- AllianceBernstein has been building out a team focused on AI and data science since 2017.
- The team is led by Andrew Chin, AB’s head of investment solutions and data science.
- Here’s how AB uses AI to get an edge, save analysts hours of work, and improve risk management.
Seven years ago, the massive money manager AllianceBernstein set out on a mission to transform itself with AI and data science.
“At the time, I went to my CEO and said, ‘Look, we really need to rebuild our data science capabilities because our industry is changing and for us to be competitive in our industry,” Andrew Chin, who at the time was serving as AB’s chief risk officer and head of quantitative research, told Insider. The changes would be far-reaching, from how AB collects data, to how the organization is structured, to how investment decisions are made, he said.
Over the next several years, Chin, now AB’s head of investment solutions and data science, would build out an internal task force dedicated to machine learning and AI. The move would save AB hundreds of thousands of dollars and help its investors seek an edge with the $704 billion assets they manage.
Wall Street firms’ AI efforts have been revitalized this year, thanks to the mainstream release of ChatGPT and other forms of generative AI. Other asset managers are turning a corner with AI and data science. BlackRock has also been experimenting with AI to help employees do their jobs better and faster, with CEO Larry Fink predicting it could boost productivity by 30%. Vanguard and Fidelity are also building out AI capabilities.
Chin lifted the hood on the asset manager’s AI strategy and use cases. The applications include using AI to signal differences in portfolio companies’ regulatory filings, which can indicate poor performance, and using algorithms to uncover changes in strategy shifts and manager terminations before news outlets.
Using AI signals to make investment decisions and time buys and sells
AllianceBernstein uses AI to sift through more than 400 company reports and filings daily to uncover potential risks in relevant companies, whether in AB’s clients’ portfolios or a potential direct investment. Underscoring this is natural language processing, a form of AI that can process human language in a way computers can understand. The NLP is used to create investment signals, which are alerts that could uncover poor performance or predict positive movement.
For instance, one signal compares regulatory filings for differences in company strategy or management. The reason is stocks underperform when there are a lot of differences because it means that the company has a lot of dramatic changes. Usually, that means there are challenges that they’re facing,” Chin said.
In one recent case, the NLP found significant changes among 10K filings of a retailer AB owned in one of its equity portfolios. Specifically, the retailer had focused on growing store count as a core part of its growth strategy, but AB’s AI tool found that was no longer the case in the retailer’s 2023 10K. Chin’s team alerted the analyst covering the retailer. They determined that strategy shift would be negatively viewed by the markets in the short term, but the fundamentals were still strong in the long term.

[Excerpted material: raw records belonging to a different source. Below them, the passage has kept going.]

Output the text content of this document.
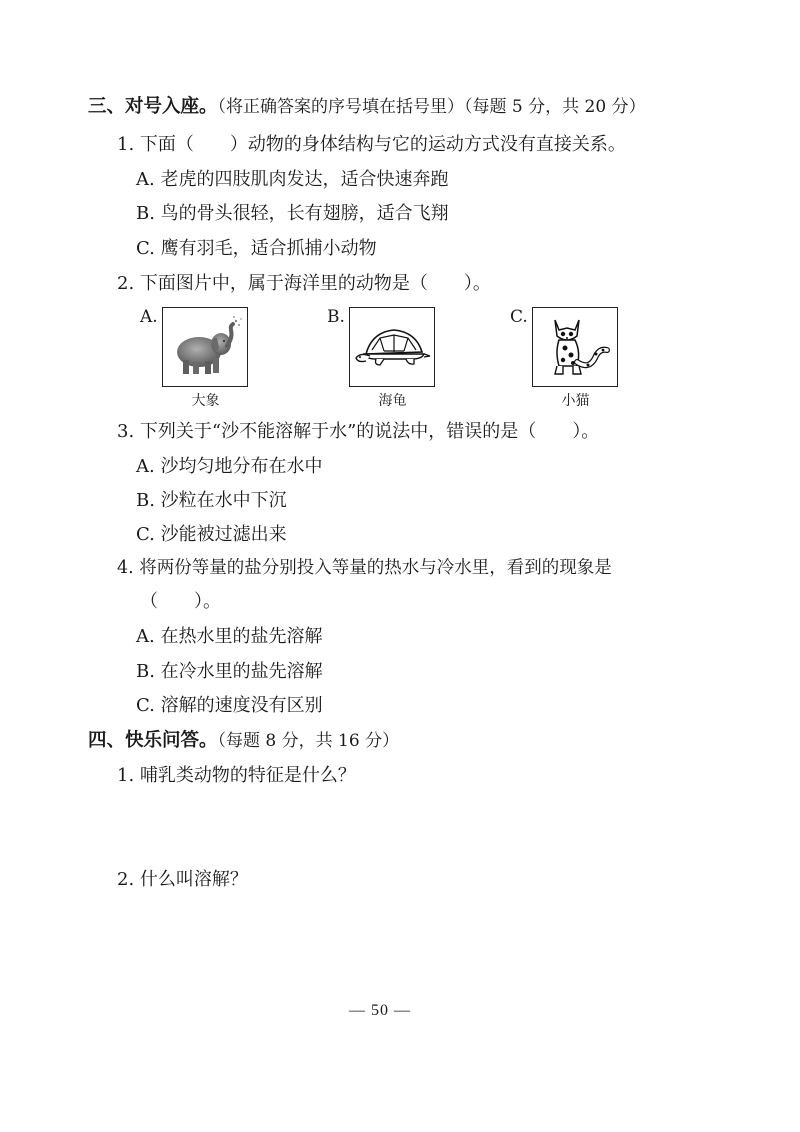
三、对号入座。（将正确答案的序号填在括号里）（每题 5 分，共 20 分）
1. 下面（ ）动物的身体结构与它的运动方式没有直接关系。
A. 老虎的四肢肌肉发达，适合快速奔跑
B. 鸟的骨头很轻，长有翅膀，适合飞翔
C. 鹰有羽毛，适合抓捕小动物
2. 下面图片中，属于海洋里的动物是（ ）。
A.
大象
B.
海龟
C.
小猫
3. 下列关于“沙不能溶解于水”的说法中，错误的是（ ）。
A. 沙均匀地分布在水中
B. 沙粒在水中下沉
C. 沙能被过滤出来
4. 将两份等量的盐分别投入等量的热水与冷水里，看到的现象是
（ ）。
A. 在热水里的盐先溶解
B. 在冷水里的盐先溶解
C. 溶解的速度没有区别
四、快乐问答。（每题 8 分，共 16 分）
1. 哺乳类动物的特征是什么？
2. 什么叫溶解？
— 50 —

Because AB is a long-term investment firm, the asset manager held its position — despite the stock price significantly underperforming. About a month later, the stock retraced some of the losses, Chin noted.
AI is increasing productivity while improving risk management
In addition to comparing company filings, AB uses natural language processing to monitor reports, news, and other written documents for insights in language to measure potential company performance. For instance, the level of complexity, or how difficult language is to understand, can indicate poor future performance of a company, Chin said. He added that analysts and portfolio managers use these signals for idea generation and to time buys and sells.
AB also uses NLP to summarize new offering memorandums, legal documents issued to potential investors in a private placement deal. The documents are typically 300 pages long, making it difficult for analysts to assess these new opportunities daily. With NLP, analysts can quickly assess twice the number of summaries for client portfolios in less time, Chin said.
It’s not just front-office investors and analysts who are benefiting from AI. AllianceBernstein is leveraging AI and natural language processing in its back office, Chin said.
In one case, the firm’s operations analysts determine whether AB can invest in certain bonds or stocks for retirement accounts it manages based on whether they comply with the Employee Retirement Income Security Act (ERISA).
The documents are about 150 pages each, and there can be as many as 50 new securities issues every day, Chin said. The firm uses NLP to parse the documents, recommend whether AB can invest in the security, and provide a way to trace back to the supporting text. The tool presents a suggestion to the operations analyst who makes the final call. The AI application allowed the teams to be 50% to 75% more efficient while improving risk management because the decisions could be validated against the supporting text, Chin said.